The Southland Times also published:

===The Invercargill Eye===
The Invercargill Eye was distributed weekly in the area surrounding Invercargill and Winton.

===NewsLink===
NewsLink was distributed weekly in the area surrounding Gore and Eastern Southland.

===The Queenstown Mirror===
The Queenstown Mirror was published weekly on Wednesdays in two editions: one for the Queenstown Lakes District and another for Central Otago.

===Otago Southland Farmer===
The Otago Southland Farmer was delivered fortnightly to all rural homes in Southland and Otago.

===Auto Xtra===
Auto Xtra was an A4 glossy car publication, published fortnightly on a Monday, inserted into The Southland Times, and distributed to retail outlets in Invercargill.

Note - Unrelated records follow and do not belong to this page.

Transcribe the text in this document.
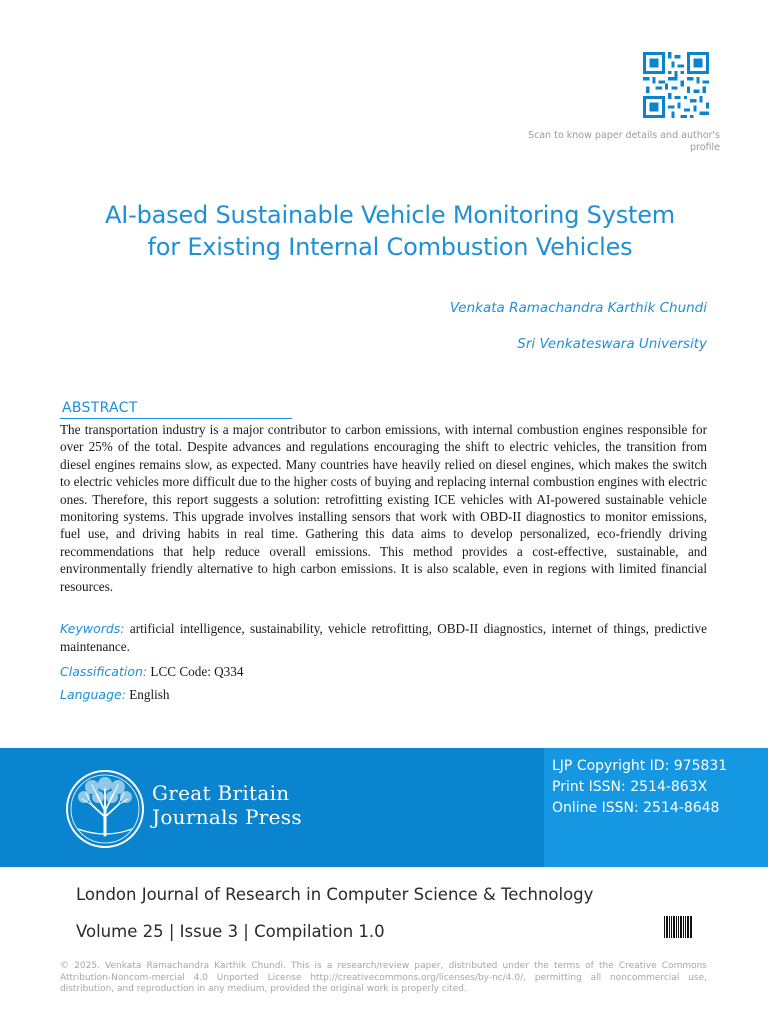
Scan to know paper details and author's profile
AI-based Sustainable Vehicle Monitoring System
for Existing Internal Combustion Vehicles
Venkata Ramachandra Karthik Chundi
Sri Venkateswara University
ABSTRACT
The transportation industry is a major contributor to carbon emissions, with internal combustion engines responsible for over 25% of the total. Despite advances and regulations encouraging the shift to electric vehicles, the transition from diesel engines remains slow, as expected. Many countries have heavily relied on diesel engines, which makes the switch to electric vehicles more difficult due to the higher costs of buying and replacing internal combustion engines with electric ones. Therefore, this report suggests a solution: retrofitting existing ICE vehicles with AI-powered sustainable vehicle monitoring systems. This upgrade involves installing sensors that work with OBD-II diagnostics to monitor emissions, fuel use, and driving habits in real time. Gathering this data aims to develop personalized, eco-friendly driving recommendations that help reduce overall emissions. This method provides a cost-effective, sustainable, and environmentally friendly alternative to high carbon emissions. It is also scalable, even in regions with limited financial resources.
Keywords: artificial intelligence, sustainability, vehicle retrofitting, OBD-II diagnostics, internet of things, predictive maintenance.
Classification: LCC Code: Q334
Language: English
Great Britain
Journals Press
LJP Copyright ID: 975831
Print ISSN: 2514-863X
Online ISSN: 2514-8648
London Journal of Research in Computer Science & Technology
Volume 25 | Issue 3 | Compilation 1.0
© 2025. Venkata Ramachandra Karthik Chundi. This is a research/review paper, distributed under the terms of the Creative Commons Attribution-Noncom-mercial 4.0 Unported License http://creativecommons.org/licenses/by-nc/4.0/, permitting all noncommercial use, distribution, and reproduction in any medium, provided the original work is properly cited.
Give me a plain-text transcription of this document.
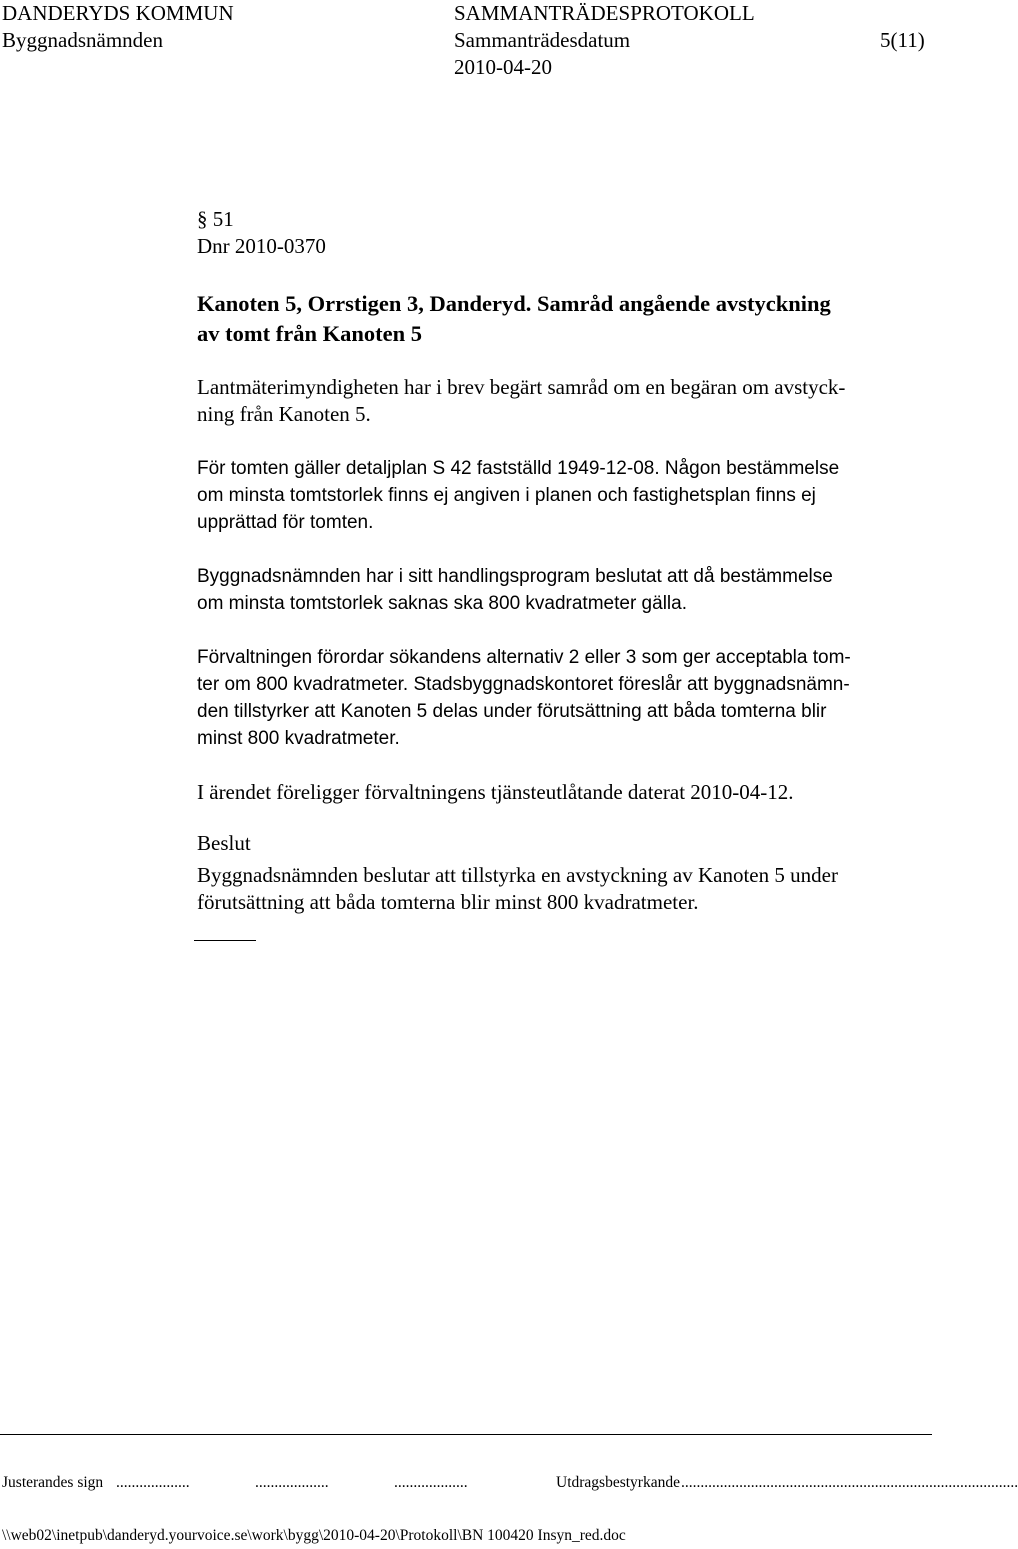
DANDERYDS KOMMUN
Byggnadsnämnden
SAMMANTRÄDESPROTOKOLL
Sammanträdesdatum
2010-04-20
5(11)
§ 51
Dnr 2010-0370
Kanoten 5, Orrstigen 3, Danderyd. Samråd angående avstyckning
av tomt från Kanoten 5
Lantmäterimyndigheten har i brev begärt samråd om en begäran om avstyck-
ning från Kanoten 5.
För tomten gäller detaljplan S 42 fastställd 1949-12-08. Någon bestämmelse
om minsta tomtstorlek finns ej angiven i planen och fastighetsplan finns ej
upprättad för tomten.
Byggnadsnämnden har i sitt handlingsprogram beslutat att då bestämmelse
om minsta tomtstorlek saknas ska 800 kvadratmeter gälla.
Förvaltningen förordar sökandens alternativ 2 eller 3 som ger acceptabla tom-
ter om 800 kvadratmeter. Stadsbyggnadskontoret föreslår att byggnadsnämn-
den tillstyrker att Kanoten 5 delas under förutsättning att båda tomterna blir
minst 800 kvadratmeter.
I ärendet föreligger förvaltningens tjänsteutlåtande daterat 2010-04-12.
Beslut
Byggnadsnämnden beslutar att tillstyrka en avstyckning av Kanoten 5 under
förutsättning att båda tomterna blir minst 800 kvadratmeter.
Justerandes sign ...................	...................	...................	Utdragsbestyrkande .......................................................................................
\\web02\inetpub\danderyd.yourvoice.se\work\bygg\2010-04-20\Protokoll\BN 100420 Insyn_red.doc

Fairfax announced in 2018 that it would close or sell these publications.

===D-Scene===
In 2008, The Southland Times launched a subsidiary weekly community newspaper in Dunedin called D-Scene. On 10 May 2013, Fairfax Media announced a proposal to close down the weekly newspaper, affecting eight full-time and part-time staff. The Southland Times general manager Sue Gregory confirmed that staff would be consulted over a two-week period. On 29 May 2013, Fairfax Media confirmed the closure of D-Scene.